The perpetrator is the so-called Karuna Group, and during the past year, "reports have increasingly linked Sri Lankan security forces with the Karuna Group in their common fight against the LTTE."
The Karuna Group maintains four or five camps about 10 kilometres west of Welikanda where the
Sri Lanka army's 23rd division, currently commanded by Brigadier Daya Ratnayake, has its base.
"Transporting several hundred abducted youth during the year to the Karuna camps would have been impossible without the complicity of government security forces: travel through the area necessitates passing through numerous checkpoints of the army and police." The report also says that both the government and the Karuna Group have repeatedly denied any coordination between them. "But for residents of Sri Lanka's eastern districts, government complicity in Karuna abductions is an obvious fact."
The report also points out that Tamil and Muslim civilians in Ampara, Batticoloa and Trincomalee districts say they see Karuna members working with the army and police at checkpoints to check IDs and that armed Karuna cadres walk freely through villages and towns in areas under government control. Although the government has promised to take some steps, HRW says it has not delivered on its promises.

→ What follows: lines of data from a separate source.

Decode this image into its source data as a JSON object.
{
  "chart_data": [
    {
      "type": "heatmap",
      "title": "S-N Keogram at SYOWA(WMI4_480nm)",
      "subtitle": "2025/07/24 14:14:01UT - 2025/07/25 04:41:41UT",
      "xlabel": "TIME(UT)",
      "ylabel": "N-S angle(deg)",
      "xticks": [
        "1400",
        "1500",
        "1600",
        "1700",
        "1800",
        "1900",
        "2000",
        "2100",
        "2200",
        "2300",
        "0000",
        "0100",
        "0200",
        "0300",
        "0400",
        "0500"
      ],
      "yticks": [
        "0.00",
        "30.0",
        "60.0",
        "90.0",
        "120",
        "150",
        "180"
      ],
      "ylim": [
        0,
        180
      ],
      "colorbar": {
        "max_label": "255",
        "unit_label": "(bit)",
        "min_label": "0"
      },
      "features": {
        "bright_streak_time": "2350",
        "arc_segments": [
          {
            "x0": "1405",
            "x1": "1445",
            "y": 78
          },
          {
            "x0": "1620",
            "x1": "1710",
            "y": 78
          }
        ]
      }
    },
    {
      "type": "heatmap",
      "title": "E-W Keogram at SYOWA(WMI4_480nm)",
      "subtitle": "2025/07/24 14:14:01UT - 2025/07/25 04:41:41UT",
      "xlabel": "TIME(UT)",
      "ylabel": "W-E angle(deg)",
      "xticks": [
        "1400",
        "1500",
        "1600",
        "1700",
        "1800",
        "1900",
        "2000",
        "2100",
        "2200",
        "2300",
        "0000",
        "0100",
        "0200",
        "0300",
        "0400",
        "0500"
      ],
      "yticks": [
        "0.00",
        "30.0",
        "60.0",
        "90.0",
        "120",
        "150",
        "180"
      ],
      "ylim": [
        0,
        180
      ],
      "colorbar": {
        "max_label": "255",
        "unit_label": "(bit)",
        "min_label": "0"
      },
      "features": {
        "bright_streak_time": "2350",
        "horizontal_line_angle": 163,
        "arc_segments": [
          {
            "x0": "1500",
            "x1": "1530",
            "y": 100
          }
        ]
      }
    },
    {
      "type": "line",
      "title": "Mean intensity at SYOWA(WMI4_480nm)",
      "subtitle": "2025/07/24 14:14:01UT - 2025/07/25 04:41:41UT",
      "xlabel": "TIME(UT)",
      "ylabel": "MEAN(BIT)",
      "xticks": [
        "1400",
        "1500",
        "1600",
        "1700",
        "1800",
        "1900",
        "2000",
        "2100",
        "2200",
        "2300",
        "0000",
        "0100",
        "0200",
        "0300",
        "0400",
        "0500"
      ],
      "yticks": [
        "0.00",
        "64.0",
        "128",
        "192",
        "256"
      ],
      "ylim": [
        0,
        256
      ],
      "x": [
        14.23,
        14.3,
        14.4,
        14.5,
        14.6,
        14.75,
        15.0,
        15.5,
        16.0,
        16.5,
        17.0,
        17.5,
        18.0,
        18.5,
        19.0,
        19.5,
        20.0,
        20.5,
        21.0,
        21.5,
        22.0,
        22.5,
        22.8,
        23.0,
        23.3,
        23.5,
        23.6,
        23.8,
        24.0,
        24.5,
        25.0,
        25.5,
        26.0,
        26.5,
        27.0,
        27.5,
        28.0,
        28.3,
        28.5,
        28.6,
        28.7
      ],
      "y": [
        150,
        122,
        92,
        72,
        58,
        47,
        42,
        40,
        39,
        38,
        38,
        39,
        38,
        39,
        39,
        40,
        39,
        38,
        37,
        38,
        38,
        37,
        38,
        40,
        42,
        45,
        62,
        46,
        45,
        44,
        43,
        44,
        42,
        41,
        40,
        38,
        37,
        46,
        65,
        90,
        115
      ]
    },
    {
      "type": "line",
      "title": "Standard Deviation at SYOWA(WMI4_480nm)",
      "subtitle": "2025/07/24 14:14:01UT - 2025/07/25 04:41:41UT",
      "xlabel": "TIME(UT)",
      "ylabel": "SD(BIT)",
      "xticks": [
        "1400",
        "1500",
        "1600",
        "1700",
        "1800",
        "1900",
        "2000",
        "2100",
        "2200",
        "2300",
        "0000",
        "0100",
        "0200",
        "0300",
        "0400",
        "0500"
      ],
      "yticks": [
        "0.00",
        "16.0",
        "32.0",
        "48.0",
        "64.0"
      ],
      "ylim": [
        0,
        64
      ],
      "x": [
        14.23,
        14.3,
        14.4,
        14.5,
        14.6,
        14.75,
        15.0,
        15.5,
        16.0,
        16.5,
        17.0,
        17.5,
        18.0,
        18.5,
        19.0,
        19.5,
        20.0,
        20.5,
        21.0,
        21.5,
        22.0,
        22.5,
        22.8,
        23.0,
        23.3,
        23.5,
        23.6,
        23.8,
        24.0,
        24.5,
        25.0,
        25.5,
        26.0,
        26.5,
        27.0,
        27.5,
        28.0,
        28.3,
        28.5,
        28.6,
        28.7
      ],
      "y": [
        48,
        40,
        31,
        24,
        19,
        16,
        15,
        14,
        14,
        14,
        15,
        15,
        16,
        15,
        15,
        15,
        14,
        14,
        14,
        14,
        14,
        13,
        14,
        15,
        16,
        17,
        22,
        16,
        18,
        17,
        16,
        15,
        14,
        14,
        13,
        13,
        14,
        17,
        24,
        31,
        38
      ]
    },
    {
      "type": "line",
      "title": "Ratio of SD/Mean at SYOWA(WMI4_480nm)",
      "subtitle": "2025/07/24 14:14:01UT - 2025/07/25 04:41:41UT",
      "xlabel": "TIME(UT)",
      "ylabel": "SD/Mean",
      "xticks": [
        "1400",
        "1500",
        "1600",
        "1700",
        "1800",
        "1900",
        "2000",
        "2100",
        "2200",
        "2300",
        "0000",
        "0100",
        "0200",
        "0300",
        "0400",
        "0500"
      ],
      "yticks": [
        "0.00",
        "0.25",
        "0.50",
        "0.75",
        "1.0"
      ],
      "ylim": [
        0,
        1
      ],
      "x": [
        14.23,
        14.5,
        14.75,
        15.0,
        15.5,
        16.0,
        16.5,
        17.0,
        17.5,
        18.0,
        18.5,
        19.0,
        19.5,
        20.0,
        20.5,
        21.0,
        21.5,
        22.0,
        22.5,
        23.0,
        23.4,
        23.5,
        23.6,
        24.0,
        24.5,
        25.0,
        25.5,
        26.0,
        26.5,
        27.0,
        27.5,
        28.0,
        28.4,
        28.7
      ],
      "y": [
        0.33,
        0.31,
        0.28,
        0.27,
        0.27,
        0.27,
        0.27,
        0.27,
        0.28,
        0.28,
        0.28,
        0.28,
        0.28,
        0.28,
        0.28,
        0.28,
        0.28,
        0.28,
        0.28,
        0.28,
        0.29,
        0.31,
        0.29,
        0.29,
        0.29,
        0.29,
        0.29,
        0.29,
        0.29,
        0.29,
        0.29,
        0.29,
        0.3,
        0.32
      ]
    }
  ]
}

On November 21, HRW says it wrote to President Mahinda Rajapaksa to ask how the Sri Lanka government would conduct its investigations. As of January 15, the president's office had not replied. The report urges Sri Lanka’s main donors -- the US, India, the European Union, Norway and Japan -- to pressure both the Karuna Group and the LTTE to immediately end their recruitment and use of children, as well as "the Sri Lankan government to take feasible steps to stop child recruitment and abductions by the Karuna Group."